# GridPath free response answer 2024

`GridPath` is #4 from the from the 2024 AP Computer Science A Free Response problems.

https://apcentral.collegeboard.org/media/pdf/ap24-frq-comp-sci-a.pdf

## Part (a) `getNextLoc` method

``````public Location getNextLoc(int row, int col)
{
Location belowLoc = new Location(row + 1, col);
Location rightLoc = new Location(row, col + 1);

if(row == grid.length - 1)
return rightLoc;

if(col == grid[0].length - 1)
return belowLoc;

if(grid[row + 1][col] < grid[row][col + 1])
return belowLoc;
else
return rightLoc;
}
``````

This is a revised solution. My original getNextLoc solution contained a subtle error.

## Part (b) `sumPath` method

``````public int sumPath(int row, int col)
{
int sum = grid[row][col];
Location loc = getNextLoc(row, col);

while(loc != null)
{
sum += grid[loc.getRow()][loc.getCol()];

if(loc.getRow() < grid.length - 1 ||
loc.getCol() < grid[0].length - 1)
loc = getNextLoc(loc.getRow(), loc.getCol());
else
loc = null;
}

return sum;
}
``````

## Java files with test code

FourTest.java includes JUnit 5 test code with the examples from the problem. See Running JUnit 5 tests. Location.java includes working `equals`, `toString`, and `hashCode` methods.
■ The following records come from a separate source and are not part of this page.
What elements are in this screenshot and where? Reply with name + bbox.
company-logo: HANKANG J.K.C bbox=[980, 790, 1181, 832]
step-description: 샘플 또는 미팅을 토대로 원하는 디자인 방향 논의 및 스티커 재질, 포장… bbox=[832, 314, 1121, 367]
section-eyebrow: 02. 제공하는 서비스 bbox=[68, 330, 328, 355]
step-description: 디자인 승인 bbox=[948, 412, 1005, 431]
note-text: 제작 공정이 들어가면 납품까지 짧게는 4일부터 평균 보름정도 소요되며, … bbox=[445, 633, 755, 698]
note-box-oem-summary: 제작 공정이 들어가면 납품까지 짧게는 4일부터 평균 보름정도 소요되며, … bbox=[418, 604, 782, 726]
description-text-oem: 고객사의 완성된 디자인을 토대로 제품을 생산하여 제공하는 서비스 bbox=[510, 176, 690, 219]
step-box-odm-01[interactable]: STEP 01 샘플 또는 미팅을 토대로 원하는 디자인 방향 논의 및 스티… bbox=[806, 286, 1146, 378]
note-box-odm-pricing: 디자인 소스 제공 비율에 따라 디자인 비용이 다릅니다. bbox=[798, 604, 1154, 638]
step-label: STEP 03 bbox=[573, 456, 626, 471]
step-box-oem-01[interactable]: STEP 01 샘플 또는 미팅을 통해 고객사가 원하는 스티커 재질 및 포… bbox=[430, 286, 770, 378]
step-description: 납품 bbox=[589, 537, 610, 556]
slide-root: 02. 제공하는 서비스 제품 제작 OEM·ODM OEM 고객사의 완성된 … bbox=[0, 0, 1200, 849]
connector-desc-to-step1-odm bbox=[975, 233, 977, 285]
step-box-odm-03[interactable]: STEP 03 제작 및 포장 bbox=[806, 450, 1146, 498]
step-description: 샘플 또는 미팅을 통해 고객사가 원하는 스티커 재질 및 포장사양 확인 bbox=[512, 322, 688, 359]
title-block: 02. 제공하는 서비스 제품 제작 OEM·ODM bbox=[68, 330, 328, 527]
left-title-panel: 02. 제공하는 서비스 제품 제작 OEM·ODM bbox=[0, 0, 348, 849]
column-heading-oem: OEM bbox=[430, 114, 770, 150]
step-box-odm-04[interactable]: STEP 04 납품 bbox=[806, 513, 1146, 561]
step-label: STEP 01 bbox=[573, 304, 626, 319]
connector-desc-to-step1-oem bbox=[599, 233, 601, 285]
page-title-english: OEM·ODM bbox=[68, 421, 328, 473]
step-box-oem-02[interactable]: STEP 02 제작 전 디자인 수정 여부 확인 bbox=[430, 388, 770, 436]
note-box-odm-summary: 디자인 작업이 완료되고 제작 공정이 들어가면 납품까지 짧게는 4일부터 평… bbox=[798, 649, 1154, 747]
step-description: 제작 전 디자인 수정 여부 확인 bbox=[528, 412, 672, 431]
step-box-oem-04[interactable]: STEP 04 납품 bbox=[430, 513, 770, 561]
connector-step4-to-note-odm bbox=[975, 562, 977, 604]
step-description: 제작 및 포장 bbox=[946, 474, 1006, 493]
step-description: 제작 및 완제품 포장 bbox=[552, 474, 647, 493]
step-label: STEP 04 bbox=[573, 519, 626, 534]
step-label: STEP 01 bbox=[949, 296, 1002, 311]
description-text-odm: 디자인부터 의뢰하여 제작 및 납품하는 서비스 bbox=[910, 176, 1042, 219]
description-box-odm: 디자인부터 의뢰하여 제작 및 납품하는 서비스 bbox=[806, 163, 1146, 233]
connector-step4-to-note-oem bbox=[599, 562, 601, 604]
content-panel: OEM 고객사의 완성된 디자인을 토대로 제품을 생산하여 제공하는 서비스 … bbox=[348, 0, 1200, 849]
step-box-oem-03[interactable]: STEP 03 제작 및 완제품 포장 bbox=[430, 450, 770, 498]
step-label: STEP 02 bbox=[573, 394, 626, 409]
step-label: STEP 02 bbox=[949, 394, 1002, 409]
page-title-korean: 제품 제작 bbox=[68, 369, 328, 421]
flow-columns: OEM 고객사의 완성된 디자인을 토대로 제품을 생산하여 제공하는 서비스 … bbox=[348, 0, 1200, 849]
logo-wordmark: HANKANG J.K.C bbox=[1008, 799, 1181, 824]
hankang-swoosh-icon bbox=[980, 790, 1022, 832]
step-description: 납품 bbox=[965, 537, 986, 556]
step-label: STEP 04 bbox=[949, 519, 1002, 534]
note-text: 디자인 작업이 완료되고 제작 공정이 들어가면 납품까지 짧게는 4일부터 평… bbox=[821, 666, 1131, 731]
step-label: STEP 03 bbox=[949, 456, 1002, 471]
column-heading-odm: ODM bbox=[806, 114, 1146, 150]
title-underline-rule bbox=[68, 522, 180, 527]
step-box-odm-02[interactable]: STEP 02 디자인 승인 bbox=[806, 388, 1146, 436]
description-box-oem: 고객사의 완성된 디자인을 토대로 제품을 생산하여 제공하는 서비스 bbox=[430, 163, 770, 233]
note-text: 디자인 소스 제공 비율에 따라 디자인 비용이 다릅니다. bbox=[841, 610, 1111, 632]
## 2024 AP CS Exam Free Response Solutions

Get help from AP CS Tutor Brandon Horn

See an error? Question? Please comment below.

Comment on GridPath

### 2024-05-13 comment

Ray Stuckey

What about doing part b recursively?
** spoilers below**
Something like this

``````public int sumPath(int row, int col) {
//part b
if (grid[0].length - 1 == col && grid.length - 1 == row) {
return grid[row][col];
}
Location next = getNextLoc(row, col);
return grid[row][col] + sumPath(next.getRow(), next.getCol());
}
``````

#### Response

Yes. This works.

I didn’t post a recursive solution since I didn’t personally see it adding anything, but I could certainly see it being more intuitive for others.

### 2024-05-17 comment

Mike Crudele, APCS Teacher at Doral Academy

``````//my recursive solution:
public int sumPathRec(int row, int col) {
if (row == grid.length-1 && col == grid[0].length-1) {
return grid[row][col];
}
else {
Location loc = getNextLoc(row, col);
int nextRow = loc.getRow();
int nextCol = loc.getCol();
return grid[row][col] + sumPath(nextRow, nextCol);
}
}
``````

#### Response

Yep. This works. Thanks for sharing.

### 2024-07-03 comment

Anonymous

Answer to part (a) uses a confusing mixed approach. Either you first define the below and right locations and then use `getRow()` and `getCol()` to access the grid, or you use the given `row` and `col` values and only create the location you need to return.

Answer to part (b) could start with a sum of zero and loc = new Location(row, col).

#### Response

Sure, for part (a) I could see:

``````public Location getNextLoc(int row, int col)
{
Location belowLoc = new Location(row + 1, col);
Location rightLoc = new Location(row, col + 1);

if(belowLoc.getRow() == grid.length)
return rightLoc;

if(rightLoc.getCol() == grid[0].length)
return belowLoc;

if(grid[belowLoc.getRow()][belowLoc.getCol()] <
grid[rightLoc.getRow()][rightLoc.getCol()])
return belowLoc;
else
return rightLoc;
}
``````

It’s been a few months, but if I remember correctly, I used the variables to avoid the long condition. I agree the approach immediately above is clearer.

Yes, part (b) could start as you describe. My solution matches how I thought about the problem. There are also a few solutions floating around with the condition written pretty cleanly in its normal place (instead of the artificial use of `null`).